I have two files:
I want to loop through both files, if a sequence name in the fasta file is also in either the 'Hcolumn' or 'Kcolumn', then add the sequence to the corresponding sequence column in the excel file, which is either the 'Hsequence' or the 'Ksequence' column. My idea here is to get the location of the vh value, and add its seq value to the cell on its right (the next row).
Update with examples
fasta file (ignoring the > sign):
headerA
AAAGGCCT
headerB
ATCCTTTG
headerC
GGGGTCCCAAT
excel sheet
Hcolumn Hsequence Kcolumn Ksequence
headerA headerB
headerC headerE
headerD headerF
desired outcome:
Hcolumn Hsequence Kcolumn Ksequence
headerA AAAGGCCT headerB ATCCTTTG
headerC GGGGTCCCAAT headerE
headerD headerF
my new code: (my code below only deals with one column, i don't yet know how to say if it's in columnA OR in columnB)
for line in f:
seq = f.readline()
for vh in data["Hcolumn"]:
vh = vh.rstrip()
if (title in vh):
#print(">"+title, seq)
data["HSequence"]=data["Hcolumn"].apply(lambda vh: seq)
else:
data["HSequence"]=data["Hcolumn"].apply(lambda vh: '')
break
return data.to_csv('Fullseqfile.txt', sep='\t')

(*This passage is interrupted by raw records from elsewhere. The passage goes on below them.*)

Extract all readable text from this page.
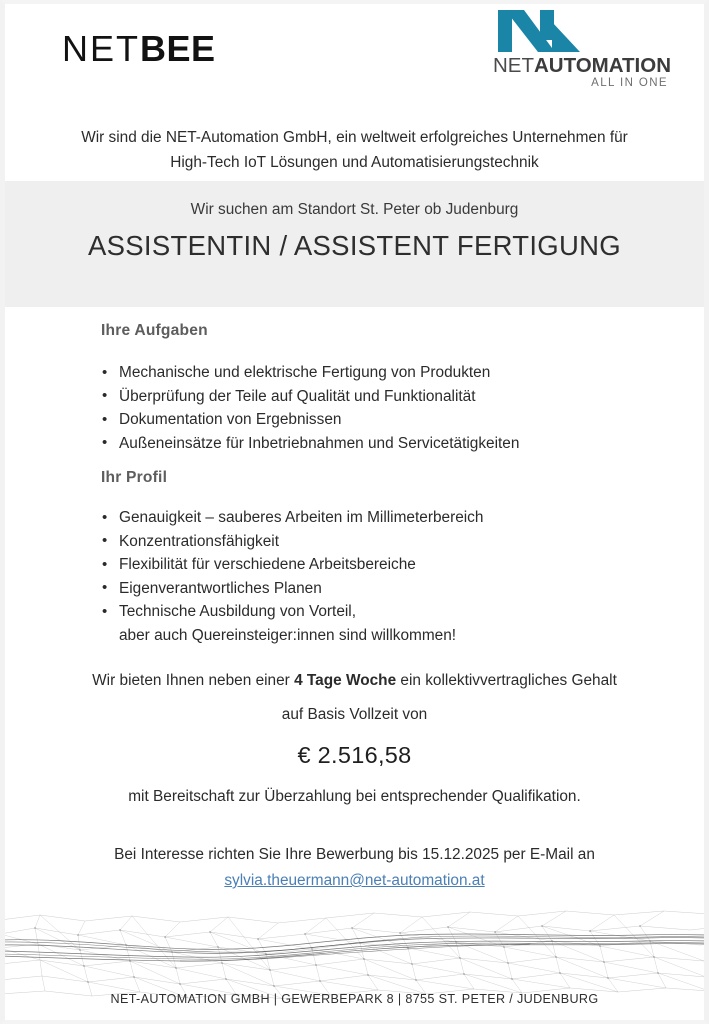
NETBEE	NETAUTOMATION
ALL IN ONE
Wir sind die NET-Automation GmbH, ein weltweit erfolgreiches Unternehmen für
High-Tech IoT Lösungen und Automatisierungstechnik
Wir suchen am Standort St. Peter ob Judenburg
ASSISTENTIN / ASSISTENT FERTIGUNG
Ihre Aufgaben
• Mechanische und elektrische Fertigung von Produkten
• Überprüfung der Teile auf Qualität und Funktionalität
• Dokumentation von Ergebnissen
• Außeneinsätze für Inbetriebnahmen und Servicetätigkeiten
Ihr Profil
• Genauigkeit – sauberes Arbeiten im Millimeterbereich
• Konzentrationsfähigkeit
• Flexibilität für verschiedene Arbeitsbereiche
• Eigenverantwortliches Planen
• Technische Ausbildung von Vorteil,
aber auch Quereinsteiger:innen sind willkommen!
Wir bieten Ihnen neben einer 4 Tage Woche ein kollektivvertragliches Gehalt
auf Basis Vollzeit von
€ 2.516,58
mit Bereitschaft zur Überzahlung bei entsprechender Qualifikation.
Bei Interesse richten Sie Ihre Bewerbung bis 15.12.2025 per E-Mail an
sylvia.theuermann@net-automation.at
NET-AUTOMATION GMBH | GEWERBEPARK 8 | 8755 ST. PETER / JUDENBURG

the sequence column returned null, can someone help thanks
In [1]: import pandas as pd
In [2]: !cat data/question1/file.fasta
headerA
AAAGGCCT
headerB
ATCCTTTG
headerC
GGGGTCCCAAT
In [3]: xls=pd.read_excel('file.xls')
In [4]: xls
Out[4]:
Hcolumn Hsequence Kcolumn Ksequence
0 headerA NaN headerB NaN
1 headerC NaN headerE NaN
2 headerD NaN headerF NaN
In [5]: fh = open('file.fasta')
...: fasta_dic={}
...: for line in fh:
...: if line.startswith('h'):
...: seq_header = line.strip('\n')
...: fasta_dic[seq_header] = ''
...: else:
...: fasta_dic[seq_header] = line.strip('\n')
...:
In [6]: def fill_seq(x):
...: if x in fasta_dic.keys():
...: return fasta_dic[x]
...: else:
...: return ''
...:
In [7]: xls['Hsequence'] = xls['Hcolumn'].apply(fill_seq)
...: xls['Ksequence'] = xls['Kcolumn'].apply(fill_seq)
...:
In [8]: xls
Out[8]:
Hcolumn Hsequence Kcolumn Ksequence
0 headerA AAAGGCCT headerB ATCCTTTG
1 headerC GGGGTCCCAAT headerE
2 headerD headerF
Builds a dictionary fasta_dic
with the sequences names as key and the sequences as value.
The function fill_seq
checks if the input x
it's in the dictionary you defined before, if it finds the value it will return the sequence.
You apply the function fill_seq
to the H/K sequence columns using the values from H/K sequence as input.
After this you can keep working with your dataframe or export it to a xls file.